Es werden Scheinargumente aufgemacht. Es wird auf die Verbindung des Klubs zu Erdogan hingewiesen, die Haltung betont, dass das Ignorieren der Hautfarbe doch richtig sei und diejenigen, die diese überhaupt noch sehen, rassistisch seien und viele weitere, teils abstruse, Argumentationsketten werden gestartet. Dass nicht jeder ein Rassist ist, der sich in solchen Gedanken wiederfindet, ist klar, aber im Endeffekt geht es um einen Punkt: Die Anerkennung, dass nicht nur der Nazi in Springerstiefeln rassistisches Verhalten an den Tag legt, sondern im Grunde alle Personen hin und wieder Alltagsrassismus ausleben. 

Schmerzhafte Realität

Es ist ein schmerzhafter Gedanke, zumindest für diejenigen, die von tiefster Überzeugung sind, nicht rassistisch zu handeln, aber es ist nun einmal wahr. Auch wenn es oftmals nicht gemerkt wird. Es ist wichtig auf folgendes zu achten: Denjenigen zuzuhören, die einem das problematische Verhalten aufzeigen und erklären wollen, was genau falsch lief. Nur so kann aus diesen Situationen gelernt werden. Dass dies unangenehm ist, dürfte allen Beteiligten klar sein. Schlimmer ist jedoch die Machtlosigkeit, die jemand verspürt, wenn er oder sie aufgrund seiner Hautfarbe, Sexualität, Religion oder anderer Merkmale ausgegrenzt, beleidigt oder verhöhnt wird und die Bedenken eben nicht angehört oder leider nur relativiert werden. Das eigene Gesicht wahren zu wollen, ist vermutlich eine menschliche Reaktion, aber in diesem Moment nicht angebracht. Hört zu, lernt und gesteht Fehler ein. Jeder, der auf ein friedliches Miteinander aus ist, dürfte an dieser Reaktion interessiert sein.

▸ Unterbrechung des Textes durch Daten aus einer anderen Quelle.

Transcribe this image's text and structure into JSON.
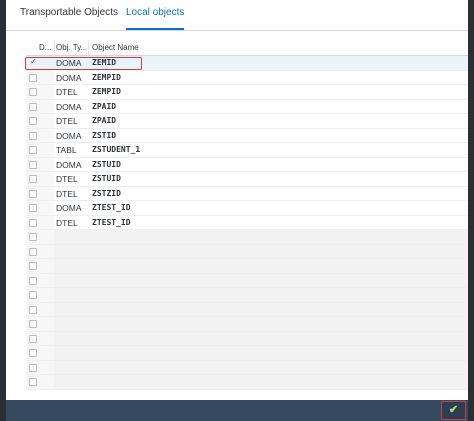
{
  "tabs": [
    {
      "label": "Transportable Objects",
      "active": false
    },
    {
      "label": "Local objects",
      "active": true
    }
  ],
  "table": {
    "columns": [
      "D...",
      "Obj. Ty...",
      "Object Name"
    ],
    "rows": [
      {
        "checked": true,
        "type": "DOMA",
        "name": "ZEMID"
      },
      {
        "checked": false,
        "type": "DOMA",
        "name": "ZEMPID"
      },
      {
        "checked": false,
        "type": "DTEL",
        "name": "ZEMPID"
      },
      {
        "checked": false,
        "type": "DOMA",
        "name": "ZPAID"
      },
      {
        "checked": false,
        "type": "DTEL",
        "name": "ZPAID"
      },
      {
        "checked": false,
        "type": "DOMA",
        "name": "ZSTID"
      },
      {
        "checked": false,
        "type": "TABL",
        "name": "ZSTUDENT_1"
      },
      {
        "checked": false,
        "type": "DOMA",
        "name": "ZSTUID"
      },
      {
        "checked": false,
        "type": "DTEL",
        "name": "ZSTUID"
      },
      {
        "checked": false,
        "type": "DTEL",
        "name": "ZSTZID"
      },
      {
        "checked": false,
        "type": "DOMA",
        "name": "ZTEST_ID"
      },
      {
        "checked": false,
        "type": "DTEL",
        "name": "ZTEST_ID"
      }
    ],
    "empty_rows": 11
  },
  "footer": {
    "confirm_icon": "checkmark-icon",
    "confirm_glyph": "✔"
  },
  "colors": {
    "accent": "#0a6ed1",
    "highlight_border": "#d23b3b",
    "footer_bg": "#354a5f",
    "confirm_icon": "#a8e06a"
  }
}
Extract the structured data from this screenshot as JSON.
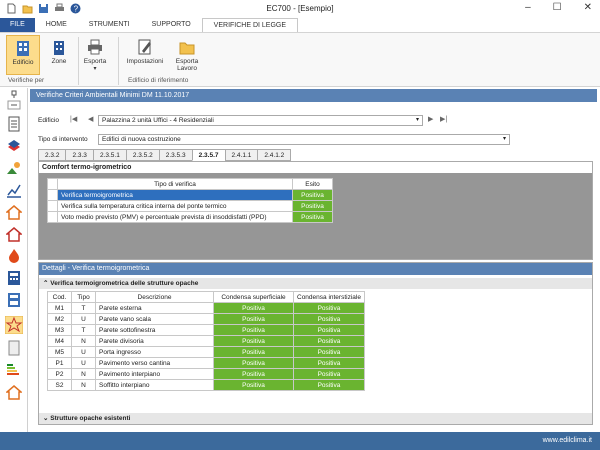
{
  "window": {
    "title": "EC700 - [Esempio]"
  },
  "tabs": [
    "FILE",
    "HOME",
    "STRUMENTI",
    "SUPPORTO",
    "VERIFICHE DI LEGGE"
  ],
  "ribbon": {
    "buttons": [
      "Edificio",
      "Zone",
      "Esporta",
      "Impostazioni",
      "Esporta Lavoro"
    ],
    "groups": [
      "Verifiche per",
      "Edificio di riferimento"
    ]
  },
  "panel": {
    "title": "Verifiche Criteri Ambientali Minimi DM 11.10.2017",
    "edificio_label": "Edificio",
    "edificio_value": "Palazzina 2 unità Uffici - 4 Residenziali",
    "tipo_label": "Tipo di intervento",
    "tipo_value": "Edifici di nuova costruzione",
    "subtabs": [
      "2.3.2",
      "2.3.3",
      "2.3.5.1",
      "2.3.5.2",
      "2.3.5.3",
      "2.3.5.7",
      "2.4.1.1",
      "2.4.1.2"
    ]
  },
  "comfort": {
    "title": "Comfort termo-igrometrico",
    "col_tipo": "Tipo di verifica",
    "col_esito": "Esito",
    "rows": [
      {
        "desc": "Verifica termoigrometrica",
        "esito": "Positiva"
      },
      {
        "desc": "Verifica sulla temperatura critica interna del ponte termico",
        "esito": "Positiva"
      },
      {
        "desc": "Voto medio previsto (PMV) e percentuale prevista di insoddisfatti (PPD)",
        "esito": "Positiva"
      }
    ]
  },
  "dettagli": {
    "title": "Dettagli - Verifica termoigrometrica",
    "section1": "Verifica termoigrometrica delle strutture opache",
    "section2": "Strutture opache esistenti",
    "headers": [
      "Cod.",
      "Tipo",
      "Descrizione",
      "Condensa superficiale",
      "Condensa interstiziale"
    ],
    "rows": [
      {
        "cod": "M1",
        "tipo": "T",
        "desc": "Parete esterna",
        "sup": "Positiva",
        "int": "Positiva"
      },
      {
        "cod": "M2",
        "tipo": "U",
        "desc": "Parete vano scala",
        "sup": "Positiva",
        "int": "Positiva"
      },
      {
        "cod": "M3",
        "tipo": "T",
        "desc": "Parete sottofinestra",
        "sup": "Positiva",
        "int": "Positiva"
      },
      {
        "cod": "M4",
        "tipo": "N",
        "desc": "Parete divisoria",
        "sup": "Positiva",
        "int": "Positiva"
      },
      {
        "cod": "M5",
        "tipo": "U",
        "desc": "Porta ingresso",
        "sup": "Positiva",
        "int": "Positiva"
      },
      {
        "cod": "P1",
        "tipo": "U",
        "desc": "Pavimento verso cantina",
        "sup": "Positiva",
        "int": "Positiva"
      },
      {
        "cod": "P2",
        "tipo": "N",
        "desc": "Pavimento interpiano",
        "sup": "Positiva",
        "int": "Positiva"
      },
      {
        "cod": "S2",
        "tipo": "N",
        "desc": "Soffitto interpiano",
        "sup": "Positiva",
        "int": "Positiva"
      }
    ]
  },
  "statusbar": {
    "text": "www.edilclima.it"
  },
  "colors": {
    "file_tab": "#2b579a",
    "header": "#5a82b4",
    "positive": "#6ab430",
    "selected": "#2e6fbe",
    "statusbar": "#3c6a9c"
  }
}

UEFA: Angst vor dem richtigen Schritt

Wie man es nicht macht, hat das gestrige Schiedsrichtergespann gezeigt, das jegliches Fingerspitzengefühl vermissen ließ und sich lieber in Ausreden und Relativierungen flüchtete. Dass die Spieler letztendlich den Platz verließen und sich auch nicht auf irgendwelche Kompromisse einließ, ist angesichts der Reaktion der Schiedsrichter verständlich und auch richtig. Es wurden keine Fehler eingestanden. Coltescu und Co. wollten ihr Gesicht wahren. Auch die UEFA, die zwar „gründliche Untersuchungen“ ankündigte, aber nichtmal auf der Webseite ein längeres Statement veröffentlichte, gab ein schlechtes Bild ab. Bevor hier kommunikativ wirklich ein großer Schritt getätigt und es ein klares Zeichen, sowie konsequente Handlungen gibt, wird lieber schnell ein #NoToRacism in die Tasten gehauen. Das hilft dabei zu zeigen, dass man nicht rassistisch ist. Sich dementsprechend zu verhalten und eine konsequente anti-rassistische Haltung einzunehmen, ist dann ja nicht mehr notwendig, oder? 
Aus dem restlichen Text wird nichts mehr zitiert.